では、この執筆する人と評価する 人との間の誤解や混乱を避けるにはなにが必要でしょうか。私は論文を書くときの3つの基本として、「学術的な価値」「情報の内容」「原稿の質」が重要だと考えています。「学術的な価値」とは、研究のオリジナリティとその仮説を証明するための適切なデザインのことです。たとえ驚くような結果が得られても、デザインに不備があって再現性が確保されていなかったらまったく評価されません。「情報の内容」とは、科学論文に必要とされる情報をすべて提示しているかということです。各ジャーナルの投稿規定に沿って情報を提供するのはもちろんのこと、他の研究者がその結果を再現できるだけの情報が含まれていなければいけません。
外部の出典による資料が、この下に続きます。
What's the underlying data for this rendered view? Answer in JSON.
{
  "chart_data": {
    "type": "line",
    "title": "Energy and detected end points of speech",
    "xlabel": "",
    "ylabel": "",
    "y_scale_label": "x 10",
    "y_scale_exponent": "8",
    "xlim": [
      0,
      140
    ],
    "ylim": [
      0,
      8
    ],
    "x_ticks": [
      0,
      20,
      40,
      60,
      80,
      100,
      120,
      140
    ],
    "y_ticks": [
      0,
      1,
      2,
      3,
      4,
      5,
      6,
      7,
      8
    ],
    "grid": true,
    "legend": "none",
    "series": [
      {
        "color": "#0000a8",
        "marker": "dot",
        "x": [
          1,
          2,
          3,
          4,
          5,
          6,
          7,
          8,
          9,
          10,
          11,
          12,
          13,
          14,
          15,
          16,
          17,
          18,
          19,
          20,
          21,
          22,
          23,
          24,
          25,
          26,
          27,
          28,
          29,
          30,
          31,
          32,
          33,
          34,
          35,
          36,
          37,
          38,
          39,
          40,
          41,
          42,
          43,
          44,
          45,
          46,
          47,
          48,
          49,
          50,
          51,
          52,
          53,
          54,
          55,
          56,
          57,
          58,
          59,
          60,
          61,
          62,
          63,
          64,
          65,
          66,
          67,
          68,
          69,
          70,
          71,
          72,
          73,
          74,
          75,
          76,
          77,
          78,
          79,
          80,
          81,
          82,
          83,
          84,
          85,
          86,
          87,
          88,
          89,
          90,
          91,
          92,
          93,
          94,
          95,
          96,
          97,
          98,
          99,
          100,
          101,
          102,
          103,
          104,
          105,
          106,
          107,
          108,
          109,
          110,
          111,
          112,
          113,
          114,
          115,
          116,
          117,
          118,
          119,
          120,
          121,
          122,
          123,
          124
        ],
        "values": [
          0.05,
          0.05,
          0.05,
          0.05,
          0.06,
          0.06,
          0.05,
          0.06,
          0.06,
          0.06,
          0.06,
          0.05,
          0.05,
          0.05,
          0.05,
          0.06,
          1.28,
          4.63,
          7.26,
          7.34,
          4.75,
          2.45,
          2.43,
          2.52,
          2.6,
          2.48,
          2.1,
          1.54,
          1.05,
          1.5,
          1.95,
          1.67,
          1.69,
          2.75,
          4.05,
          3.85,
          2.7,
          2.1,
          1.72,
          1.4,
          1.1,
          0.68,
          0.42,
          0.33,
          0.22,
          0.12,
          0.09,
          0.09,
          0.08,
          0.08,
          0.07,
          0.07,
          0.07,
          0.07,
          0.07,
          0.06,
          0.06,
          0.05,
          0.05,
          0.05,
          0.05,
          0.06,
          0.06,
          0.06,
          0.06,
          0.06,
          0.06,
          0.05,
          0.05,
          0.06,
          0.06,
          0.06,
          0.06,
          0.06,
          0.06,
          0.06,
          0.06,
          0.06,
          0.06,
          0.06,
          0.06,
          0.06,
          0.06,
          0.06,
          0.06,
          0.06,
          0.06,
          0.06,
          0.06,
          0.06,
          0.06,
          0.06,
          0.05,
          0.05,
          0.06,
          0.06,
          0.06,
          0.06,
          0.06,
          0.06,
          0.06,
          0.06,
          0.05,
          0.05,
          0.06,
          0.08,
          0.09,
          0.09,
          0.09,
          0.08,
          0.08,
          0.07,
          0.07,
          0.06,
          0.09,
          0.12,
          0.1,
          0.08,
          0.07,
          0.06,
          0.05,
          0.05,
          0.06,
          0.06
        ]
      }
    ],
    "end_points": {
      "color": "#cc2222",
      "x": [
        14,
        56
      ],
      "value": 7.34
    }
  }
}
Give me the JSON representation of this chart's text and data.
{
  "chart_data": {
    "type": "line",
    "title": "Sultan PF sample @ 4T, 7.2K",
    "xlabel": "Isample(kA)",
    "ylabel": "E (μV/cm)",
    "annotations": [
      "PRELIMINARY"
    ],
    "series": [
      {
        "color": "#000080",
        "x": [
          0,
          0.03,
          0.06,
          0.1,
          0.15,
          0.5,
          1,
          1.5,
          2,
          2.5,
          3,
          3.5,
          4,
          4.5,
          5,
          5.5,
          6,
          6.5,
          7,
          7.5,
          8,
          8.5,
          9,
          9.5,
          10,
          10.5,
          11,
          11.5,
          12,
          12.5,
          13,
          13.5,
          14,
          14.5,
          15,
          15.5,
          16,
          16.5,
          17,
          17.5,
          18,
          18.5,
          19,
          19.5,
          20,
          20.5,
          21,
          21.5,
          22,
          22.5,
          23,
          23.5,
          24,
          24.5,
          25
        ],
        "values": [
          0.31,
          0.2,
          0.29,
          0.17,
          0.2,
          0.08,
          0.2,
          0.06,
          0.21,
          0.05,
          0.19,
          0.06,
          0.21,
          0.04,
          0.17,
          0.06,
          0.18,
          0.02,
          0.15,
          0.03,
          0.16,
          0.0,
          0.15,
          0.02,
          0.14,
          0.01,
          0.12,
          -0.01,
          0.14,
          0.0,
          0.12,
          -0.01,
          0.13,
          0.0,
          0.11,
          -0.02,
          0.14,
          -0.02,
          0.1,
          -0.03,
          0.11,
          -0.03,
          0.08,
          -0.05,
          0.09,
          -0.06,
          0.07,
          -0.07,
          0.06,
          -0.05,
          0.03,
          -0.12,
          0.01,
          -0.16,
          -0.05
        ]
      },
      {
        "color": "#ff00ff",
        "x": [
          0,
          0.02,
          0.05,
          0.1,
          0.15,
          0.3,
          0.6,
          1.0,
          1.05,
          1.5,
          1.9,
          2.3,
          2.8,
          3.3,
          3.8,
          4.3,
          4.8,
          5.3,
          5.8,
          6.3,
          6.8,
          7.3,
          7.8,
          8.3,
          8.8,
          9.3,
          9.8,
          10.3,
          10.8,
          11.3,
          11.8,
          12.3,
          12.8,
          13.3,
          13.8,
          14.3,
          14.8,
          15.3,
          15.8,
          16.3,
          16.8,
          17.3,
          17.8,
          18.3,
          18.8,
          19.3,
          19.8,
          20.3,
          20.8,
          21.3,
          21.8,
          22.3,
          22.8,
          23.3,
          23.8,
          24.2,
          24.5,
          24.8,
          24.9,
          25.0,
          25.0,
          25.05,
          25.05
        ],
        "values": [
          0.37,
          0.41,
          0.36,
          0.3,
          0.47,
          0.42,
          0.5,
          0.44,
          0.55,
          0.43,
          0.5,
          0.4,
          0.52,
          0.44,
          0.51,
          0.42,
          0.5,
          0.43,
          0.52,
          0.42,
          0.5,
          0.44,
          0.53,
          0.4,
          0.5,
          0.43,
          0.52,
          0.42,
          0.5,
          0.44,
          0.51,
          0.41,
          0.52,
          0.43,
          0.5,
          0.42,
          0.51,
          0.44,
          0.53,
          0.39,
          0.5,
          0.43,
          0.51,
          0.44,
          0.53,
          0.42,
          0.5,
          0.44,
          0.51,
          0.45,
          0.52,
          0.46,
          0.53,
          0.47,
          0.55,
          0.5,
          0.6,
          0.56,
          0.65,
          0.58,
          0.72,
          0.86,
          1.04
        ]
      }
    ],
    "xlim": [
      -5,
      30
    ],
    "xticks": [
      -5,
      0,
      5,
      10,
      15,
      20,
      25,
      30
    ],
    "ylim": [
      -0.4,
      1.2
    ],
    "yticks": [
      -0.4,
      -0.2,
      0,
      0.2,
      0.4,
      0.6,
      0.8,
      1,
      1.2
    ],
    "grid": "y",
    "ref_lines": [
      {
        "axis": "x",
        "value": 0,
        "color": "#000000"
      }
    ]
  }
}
最後は「原稿の質」になります。これは、内容が論理的に組み立てられ、一定の英語のレベルに達しているかということです。実際のところ、皆さんも経験があると思いますが、筋道立てて書かれておらず、言葉も稚拙な文章は読む気が失せてしまいます。ジャーナルの関係者も同じことです。投稿規定に沿って内容を論理的に組み立てると同時に、英語のスペル、文法、簡潔なセンテンスにするなど最低限の配慮が必要となります。もちろん英語に多少の問題があったとしても、内容が正確に理解されさえすれば、英語の質だけでリジェクトされることはありません。しかし、レビューアーにマイナスの印象を与えてしまい、リジェクトの方向へと傾かせてしまうことは確かです。このリスクを避けるためには、やはりネイティブの校正を受けられることをお勧めします。

今回お話した「情報の内容」と「原稿の質」については私がアドバイスできる領域ですが、「学術的な価値」については皆さん自身が論文を書く最初の段階で特に留意しておく必要があるでしょう。次回は、実際に論文を書く上での各セクションの注意点についてお話したいと思います。それでは。